Large Language Models for Scientific Information Extraction: An Empirical Study for Virology

In this paper, we champion the use of structured and semantic content representation of discourse-based scholarly communication, inspired by tools like Wikipedia infoboxes or structured Amazon product descriptions. These representations provide users with a concise overview, aiding scientists in navigating the dense academic landscape. Our novel automated approach leverages the robust text generation capabilities of LLMs to produce structured scholarly contribution summaries, offering both a practical solution and insights into LLMs' emergent abilities. For LLMs, the prime focus is on improving their general intelligence as conversational agents. We argue that these models can also be applied effectively in information extraction (IE), specifically in complex IE tasks within terse domains like Science. This paradigm shift replaces the traditional modular, pipelined machine learning approach with a simpler objective expressed through instructions. Our results show that finetuned FLAN-T5 with 1000x fewer parameters than the state-of-the-art GPT-davinci is competitive for the task.

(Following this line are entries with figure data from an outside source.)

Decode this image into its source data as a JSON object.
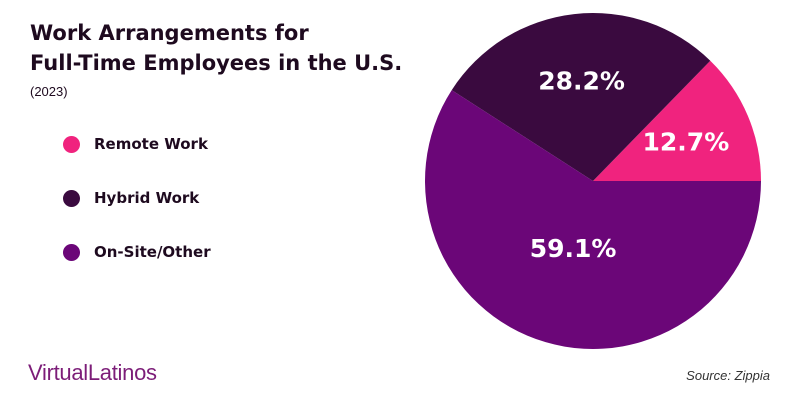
{
  "header": {
    "title_line1": "Work Arrangements for",
    "title_line2": "Full-Time Employees in the U.S.",
    "subtitle": "(2023)"
  },
  "chart_data": {
    "type": "pie",
    "title": "Work Arrangements for Full-Time Employees in the U.S.",
    "subtitle": "(2023)",
    "labels": [
      "Remote Work",
      "Hybrid Work",
      "On-Site/Other"
    ],
    "values": [
      12.7,
      28.2,
      59.1
    ],
    "value_labels": [
      "12.7%",
      "28.2%",
      "59.1%"
    ],
    "colors": [
      "#f0237e",
      "#3a0a3f",
      "#6b0678"
    ],
    "legend_placement": "left"
  },
  "footer": {
    "brand_prefix": "Virtual",
    "brand_suffix": "Latinos",
    "source": "Source: Zippia"
  }
}
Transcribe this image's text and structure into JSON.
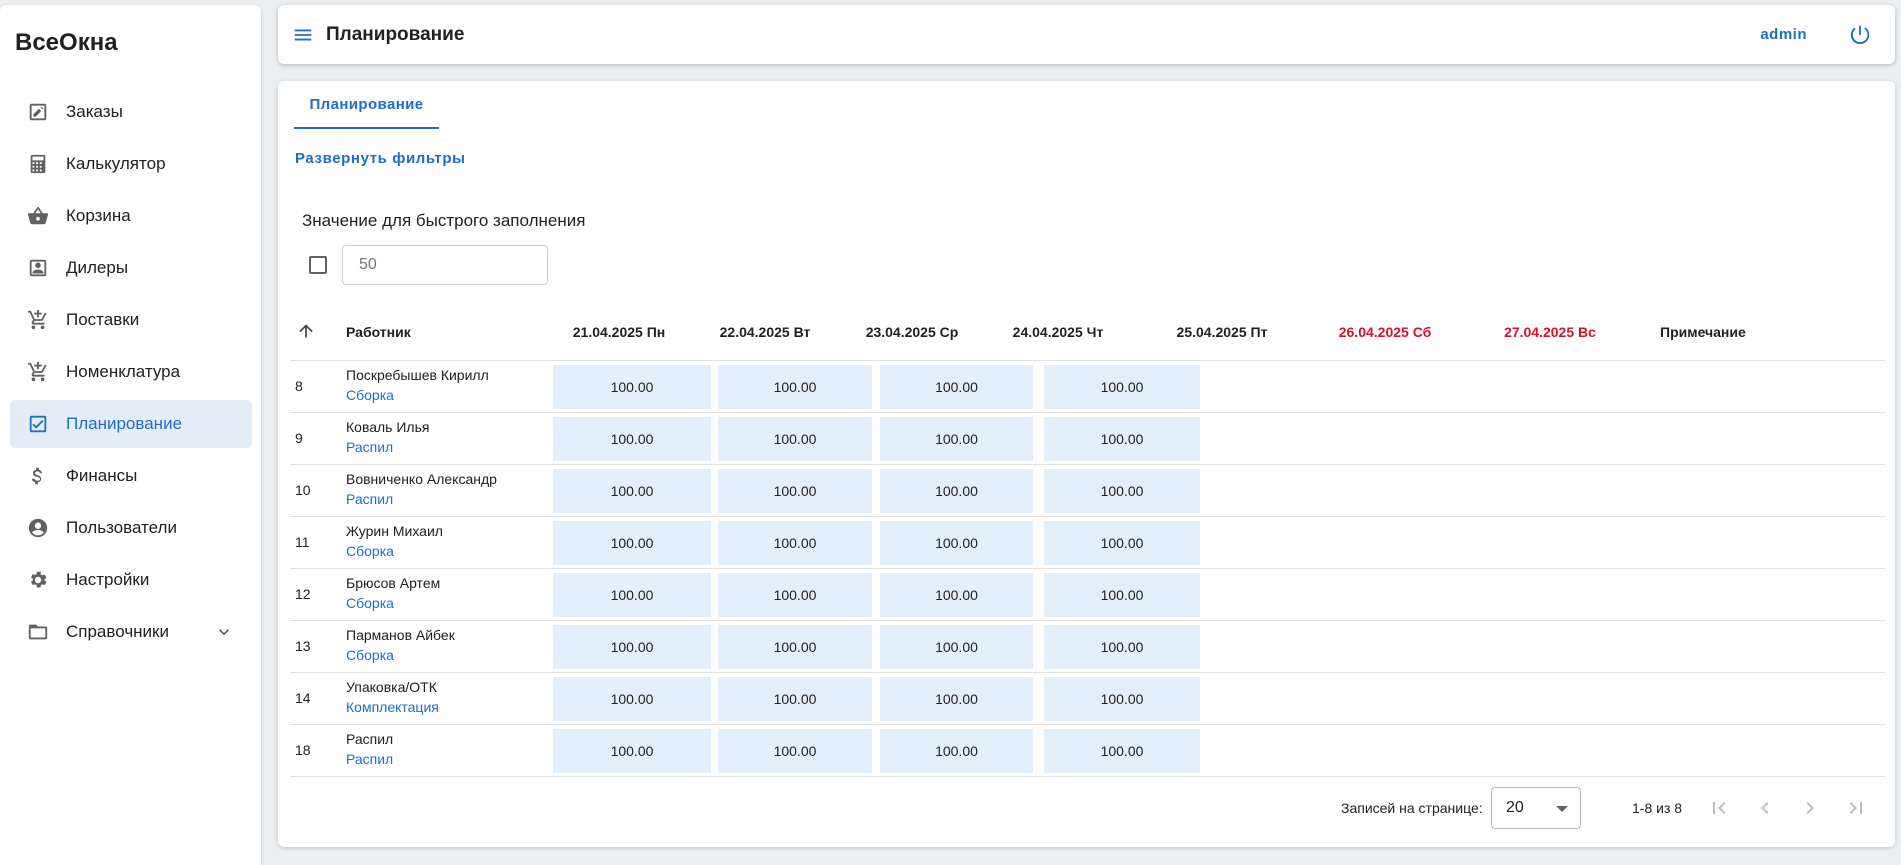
{
  "app": {
    "logo": "ВсеОкна"
  },
  "sidebar": {
    "items": [
      {
        "label": "Заказы",
        "icon": "edit-square-icon"
      },
      {
        "label": "Калькулятор",
        "icon": "calculator-icon"
      },
      {
        "label": "Корзина",
        "icon": "basket-icon"
      },
      {
        "label": "Дилеры",
        "icon": "contact-card-icon"
      },
      {
        "label": "Поставки",
        "icon": "cart-plus-icon"
      },
      {
        "label": "Номенклатура",
        "icon": "cart-plus-icon"
      },
      {
        "label": "Планирование",
        "icon": "checkbox-icon",
        "active": true
      },
      {
        "label": "Финансы",
        "icon": "dollar-icon"
      },
      {
        "label": "Пользователи",
        "icon": "user-circle-icon"
      },
      {
        "label": "Настройки",
        "icon": "gear-icon"
      },
      {
        "label": "Справочники",
        "icon": "folder-open-icon",
        "expandable": true
      }
    ]
  },
  "header": {
    "title": "Планирование",
    "user": "admin"
  },
  "main": {
    "tab": "Планирование",
    "filters_link": "Развернуть фильтры",
    "quick_fill": {
      "label": "Значение для быстрого заполнения",
      "placeholder": "50",
      "checked": false
    }
  },
  "table": {
    "columns": {
      "worker": "Работник",
      "days": [
        "21.04.2025 Пн",
        "22.04.2025 Вт",
        "23.04.2025 Ср",
        "24.04.2025 Чт",
        "25.04.2025 Пт",
        "26.04.2025 Сб",
        "27.04.2025 Вс"
      ],
      "weekend_days": [
        5,
        6
      ],
      "note": "Примечание"
    },
    "rows": [
      {
        "id": "8",
        "name": "Поскребышев Кирилл",
        "role": "Сборка",
        "values": [
          "100.00",
          "100.00",
          "100.00",
          "100.00"
        ]
      },
      {
        "id": "9",
        "name": "Коваль Илья",
        "role": "Распил",
        "values": [
          "100.00",
          "100.00",
          "100.00",
          "100.00"
        ]
      },
      {
        "id": "10",
        "name": "Вовниченко Александр",
        "role": "Распил",
        "values": [
          "100.00",
          "100.00",
          "100.00",
          "100.00"
        ]
      },
      {
        "id": "11",
        "name": "Журин Михаил",
        "role": "Сборка",
        "values": [
          "100.00",
          "100.00",
          "100.00",
          "100.00"
        ]
      },
      {
        "id": "12",
        "name": "Брюсов Артем",
        "role": "Сборка",
        "values": [
          "100.00",
          "100.00",
          "100.00",
          "100.00"
        ]
      },
      {
        "id": "13",
        "name": "Парманов Айбек",
        "role": "Сборка",
        "values": [
          "100.00",
          "100.00",
          "100.00",
          "100.00"
        ]
      },
      {
        "id": "14",
        "name": "Упаковка/ОТК",
        "role": "Комплектация",
        "values": [
          "100.00",
          "100.00",
          "100.00",
          "100.00"
        ]
      },
      {
        "id": "18",
        "name": "Распил",
        "role": "Распил",
        "values": [
          "100.00",
          "100.00",
          "100.00",
          "100.00"
        ]
      }
    ]
  },
  "pagination": {
    "per_page_label": "Записей на странице:",
    "per_page": "20",
    "range": "1-8 из 8"
  },
  "colors": {
    "accent": "#1e6ec4",
    "weekend": "#d3122d",
    "cell_bg": "#e3f0fc",
    "active_nav_bg": "#e3edf8"
  }
}
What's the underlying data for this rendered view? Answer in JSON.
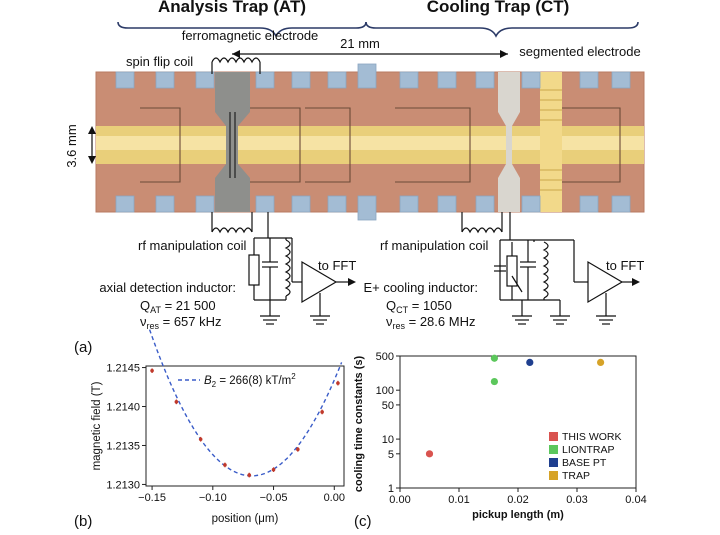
{
  "figure": {
    "headers": {
      "at": "Analysis Trap (AT)",
      "ct": "Cooling Trap (CT)"
    },
    "labels": {
      "ferromagnetic": "ferromagnetic electrode",
      "distance": "21 mm",
      "spin_flip": "spin flip coil",
      "segmented": "segmented electrode",
      "diameter": "3.6 mm",
      "rf_left": "rf manipulation coil",
      "rf_right": "rf manipulation coil",
      "fft_left": "to FFT",
      "fft_right": "to FFT",
      "axial_title": "axial detection inductor:",
      "axial_q_sym": "Q",
      "axial_q_sub": "AT",
      "axial_q_val": " = 21 500",
      "axial_nu_sym": "ν",
      "axial_nu_sub": "res",
      "axial_nu_val": " = 657 kHz",
      "cool_title": "E+ cooling inductor:",
      "cool_q_sym": "Q",
      "cool_q_sub": "CT",
      "cool_q_val": " = 1050",
      "cool_nu_sym": "ν",
      "cool_nu_sub": "res",
      "cool_nu_val": " = 28.6 MHz"
    },
    "panels": {
      "a": "(a)",
      "b": "(b)",
      "c": "(c)"
    },
    "colors": {
      "copper": "#c98d74",
      "gold": "#e9cf7a",
      "grey_blue": "#a3bcd4",
      "ferro": "#8e8f8c",
      "brace": "#2b3a67"
    }
  },
  "chart_data": [
    {
      "type": "scatter",
      "panel": "(b)",
      "xlabel": "position (μm)",
      "ylabel": "magnetic field (T)",
      "xlim": [
        -0.155,
        0.008
      ],
      "ylim": [
        1.21298,
        1.21452
      ],
      "xticks": [
        -0.15,
        -0.1,
        -0.05,
        0.0
      ],
      "xtick_labels": [
        "−0.15",
        "−0.10",
        "−0.05",
        "0.00"
      ],
      "yticks": [
        1.213,
        1.2135,
        1.214,
        1.2145
      ],
      "ytick_labels": [
        "1.2130",
        "1.2135",
        "1.2140",
        "1.2145"
      ],
      "legend": "B2 = 266(8) kT/m2",
      "legend_parts": {
        "sym": "B",
        "sub": "2",
        "val": " = 266(8) kT/m",
        "sup": "2"
      },
      "fit": {
        "x0": -0.068,
        "y0": 1.21311,
        "b2_T_per_unit2": 0.266
      },
      "points": [
        {
          "x": -0.15,
          "y": 1.21446,
          "err": 3e-05
        },
        {
          "x": -0.13,
          "y": 1.21406,
          "err": 3e-05
        },
        {
          "x": -0.11,
          "y": 1.21358,
          "err": 3e-05
        },
        {
          "x": -0.09,
          "y": 1.21325,
          "err": 3e-05
        },
        {
          "x": -0.07,
          "y": 1.21312,
          "err": 3e-05
        },
        {
          "x": -0.05,
          "y": 1.21319,
          "err": 3e-05
        },
        {
          "x": -0.03,
          "y": 1.21345,
          "err": 3e-05
        },
        {
          "x": -0.01,
          "y": 1.21393,
          "err": 3e-05
        },
        {
          "x": 0.003,
          "y": 1.2143,
          "err": 3e-05
        }
      ]
    },
    {
      "type": "scatter",
      "panel": "(c)",
      "xlabel": "pickup length (m)",
      "ylabel": "cooling time constants (s)",
      "xlim": [
        0.0,
        0.04
      ],
      "ylim": [
        1,
        500
      ],
      "log_y": true,
      "xticks": [
        0.0,
        0.01,
        0.02,
        0.03,
        0.04
      ],
      "xtick_labels": [
        "0.00",
        "0.01",
        "0.02",
        "0.03",
        "0.04"
      ],
      "yticks": [
        1,
        5,
        10,
        50,
        100,
        500
      ],
      "ytick_labels": [
        "1",
        "5",
        "10",
        "50",
        "100",
        "500"
      ],
      "legend_location": "lower-right",
      "series": [
        {
          "name": "THIS WORK",
          "color": "#d9534f",
          "points": [
            {
              "x": 0.005,
              "y": 5
            }
          ]
        },
        {
          "name": "LIONTRAP",
          "color": "#5cc75c",
          "points": [
            {
              "x": 0.016,
              "y": 450
            },
            {
              "x": 0.016,
              "y": 150
            }
          ]
        },
        {
          "name": "BASE PT",
          "color": "#1f3f8f",
          "points": [
            {
              "x": 0.022,
              "y": 370
            }
          ]
        },
        {
          "name": "TRAP",
          "color": "#d6a328",
          "points": [
            {
              "x": 0.034,
              "y": 370
            }
          ]
        }
      ]
    }
  ]
}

Toward Semantic Publishing in Non-Invasive Brain Stimulation: A Comprehensive Analysis of rTMS Studies

Noninvasive brain stimulation (NIBS) encompasses transcranial stimulation techniques that can influence brain excitability. These techniques have the potential to treat conditions like depression, anxiety, and chronic pain, and to provide insights into brain function. However, a lack of standardized reporting practices limits its reproducibility and full clinical potential. This paper aims to foster interinterdisciplinarity toward adopting Computer Science Semantic reporting methods for the standardized documentation of Neuroscience NIBS studies making them explicitly Findable, Accessible, Interoperable, and Reusable (FAIR). In a large-scale systematic review of 600 repetitive transcranial magnetic stimulation (rTMS), a subarea of NIBS, dosages, we describe key properties that allow for structured descriptions and comparisons of the studies. This paper showcases the semantic publishing of NIBS in the ecosphere of knowledge-graph-based next-generation scholarly digital libraries. Specifically, the FAIR Semantic Web resource(s)-based publishing paradigm is implemented for the 600 reviewed rTMS studies in the Open Research Knowledge Graph.

Procedural Text Mining with Large Language Models

Recent advancements in the field of Natural Language Processing, particularly the development of large-scale language models that are pretrained on vast amounts of knowledge, are creating novel opportunities within the realm of Knowledge Engineering. In this paper, we investigate the usage of large language models (LLMs) in both zero-shot and in-context learning settings to tackle the problem of extracting procedures from unstructured PDF text in an incremental question-answering fashion. In particular, we leverage the current state-of-the-art GPT-4 (Generative Pre-trained Transformer 4) model, accompanied by two variations of in-context learning that involve an ontology with definitions of procedures and steps and a limited number of samples of few-shot learning. The findings highlight both the promise of this approach and the value of the in-context learning customisations. These modifications have the potential to significantly address the challenge of obtaining sufficient training data, a hurdle often encountered in deep learning-based Natural Language Processing techniques for procedure extraction.